Saturday's card includes the $100,000 Maryland Juvenile Futurity and $100,000 Maryland Juvenile Filly Championship, both for state-breds.
Saturday's $100,000 Garland of Roses Stakes at 6 furlongs drew seven fillies and mares. Quezon, a 5-year-old Tiz Wonderful mare, drew the rail and is the 9-5 morning line pick. The rest of the field is well matched.
Saturday's $125,000 (Canadian) King Arvie, for 2-year-olds sired in Ontario, has 10 starters. The early picks are the 1-2-3 finishers in last month's Frost King Stakes -- Be Vewy Vewy Quiet, Silent Sting and Royal Laser. Be Vewy Vewy Quiet and Silent Sting are both by the Japanese-bred sire Silent Name. Royal Laser is a Giant Gizmo colt. The 1 1/16 miles on the all-weather track will be watched for hints to the 2018 Queen's Plate.

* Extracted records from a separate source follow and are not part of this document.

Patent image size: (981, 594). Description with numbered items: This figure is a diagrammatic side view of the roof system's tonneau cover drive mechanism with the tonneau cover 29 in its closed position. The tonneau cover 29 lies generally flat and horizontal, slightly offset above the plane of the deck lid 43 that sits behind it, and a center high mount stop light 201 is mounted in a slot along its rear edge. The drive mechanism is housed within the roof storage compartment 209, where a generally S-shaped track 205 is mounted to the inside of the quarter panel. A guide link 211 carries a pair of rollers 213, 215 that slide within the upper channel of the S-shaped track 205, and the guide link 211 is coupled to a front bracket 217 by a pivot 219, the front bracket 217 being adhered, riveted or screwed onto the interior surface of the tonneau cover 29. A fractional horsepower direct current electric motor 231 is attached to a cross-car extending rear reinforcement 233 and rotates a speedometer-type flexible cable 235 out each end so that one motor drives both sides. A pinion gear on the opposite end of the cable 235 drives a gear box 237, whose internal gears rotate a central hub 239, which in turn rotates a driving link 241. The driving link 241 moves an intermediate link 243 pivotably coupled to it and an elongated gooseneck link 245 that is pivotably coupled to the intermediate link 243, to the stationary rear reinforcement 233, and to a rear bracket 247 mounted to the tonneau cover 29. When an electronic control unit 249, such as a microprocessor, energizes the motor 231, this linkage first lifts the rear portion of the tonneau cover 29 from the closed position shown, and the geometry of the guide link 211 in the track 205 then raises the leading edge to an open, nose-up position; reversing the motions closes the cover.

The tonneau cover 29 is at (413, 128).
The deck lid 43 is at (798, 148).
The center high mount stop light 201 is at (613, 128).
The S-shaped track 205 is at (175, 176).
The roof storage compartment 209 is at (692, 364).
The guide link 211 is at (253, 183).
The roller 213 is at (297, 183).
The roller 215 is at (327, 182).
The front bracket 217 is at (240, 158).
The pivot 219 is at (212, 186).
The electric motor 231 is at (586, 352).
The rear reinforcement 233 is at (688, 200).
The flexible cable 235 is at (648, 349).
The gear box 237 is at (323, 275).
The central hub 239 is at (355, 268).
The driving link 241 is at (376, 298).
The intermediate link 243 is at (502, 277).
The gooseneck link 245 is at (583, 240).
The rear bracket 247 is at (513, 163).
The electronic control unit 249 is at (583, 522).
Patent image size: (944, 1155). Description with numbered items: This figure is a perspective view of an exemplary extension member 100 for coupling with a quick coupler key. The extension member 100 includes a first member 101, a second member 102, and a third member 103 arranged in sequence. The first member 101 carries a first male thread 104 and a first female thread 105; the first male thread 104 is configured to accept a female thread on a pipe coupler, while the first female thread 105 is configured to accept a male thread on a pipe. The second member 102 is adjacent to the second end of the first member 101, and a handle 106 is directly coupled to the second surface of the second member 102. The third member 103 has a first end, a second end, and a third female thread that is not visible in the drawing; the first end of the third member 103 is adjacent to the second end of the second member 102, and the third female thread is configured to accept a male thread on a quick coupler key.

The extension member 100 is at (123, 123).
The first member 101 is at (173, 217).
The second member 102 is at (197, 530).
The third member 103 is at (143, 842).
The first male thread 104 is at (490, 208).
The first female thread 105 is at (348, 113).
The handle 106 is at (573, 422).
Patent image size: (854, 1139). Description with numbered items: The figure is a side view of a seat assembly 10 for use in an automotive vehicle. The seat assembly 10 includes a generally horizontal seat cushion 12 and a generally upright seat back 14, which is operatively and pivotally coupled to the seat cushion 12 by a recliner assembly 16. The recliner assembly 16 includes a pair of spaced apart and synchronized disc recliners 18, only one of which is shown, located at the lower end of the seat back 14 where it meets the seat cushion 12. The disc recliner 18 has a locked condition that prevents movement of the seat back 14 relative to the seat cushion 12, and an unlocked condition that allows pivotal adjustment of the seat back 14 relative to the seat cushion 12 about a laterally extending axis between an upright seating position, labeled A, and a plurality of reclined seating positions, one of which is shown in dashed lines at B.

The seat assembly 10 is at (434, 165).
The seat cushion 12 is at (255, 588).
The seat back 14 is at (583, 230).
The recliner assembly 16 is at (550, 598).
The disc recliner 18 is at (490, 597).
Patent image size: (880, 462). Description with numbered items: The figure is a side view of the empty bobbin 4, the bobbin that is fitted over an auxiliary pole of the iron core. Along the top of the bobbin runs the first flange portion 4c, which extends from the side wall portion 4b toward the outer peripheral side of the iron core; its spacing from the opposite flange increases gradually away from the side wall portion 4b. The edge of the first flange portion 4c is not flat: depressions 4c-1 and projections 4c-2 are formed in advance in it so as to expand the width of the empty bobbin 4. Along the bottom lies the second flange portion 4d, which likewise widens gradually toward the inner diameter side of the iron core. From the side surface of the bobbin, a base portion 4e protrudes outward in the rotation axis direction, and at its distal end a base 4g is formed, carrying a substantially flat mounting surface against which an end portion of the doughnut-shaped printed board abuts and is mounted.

Sunday's $125,000 (Canadian), Grade III Valedictory is 14 furlongs on the all-weather track. Melmich, a 6-year-old Wilco gelding, was second in last year's edition, then ran off five straight wins to start his 2017 season, including the Grade III Seagram Cup, the Grade III Durham Cup and the Grade II Dominion Day. He does, however, concede nine pounds to most of his rivals.
Saturday's Louisiana Champions Day card includes seven stakes for state-bred Thoroughbreds on both turf and dirt.
News and notes:
Charles J. Cella, longtime president and chairman of the Board of the Oaklawn Jockey Club in Hot Springs, Ark., died this week in St. Louis from complications of Parkinson’s disease. He was 81. Cella took the reins of Oaklawn in 1968. Under his direction, Oaklawn developed into one of the largest and most respected racing centers in America, introducing such innovations as the Racing Festival of the South, full-card interstate simulcasting and Instant Racing. Cella also owned and raced several notable Thoroughbreds, including 1995 Breeders' Cup Turf winner Northern Spur.
The Hong Kong Jockey Club announced Thursday it plans to stage racing carnivals starting in 2019 at its under-development training center at Conghua on the Chinese Mainland. Racing with Hong Kong based horses would be a significant step forward for the sport in China but the Club said the races will not include betting, which is illegal on the Mainland. The intent is to use the massive facility, which will cost the HKJC nearly US$1 billion, to promote tourism in the area, already a draw thanks to its hot springs spas. Should the Chinese government ever legalize wagering, an existing facility with an ongoing race program would be well positioned to take a leadership role in development.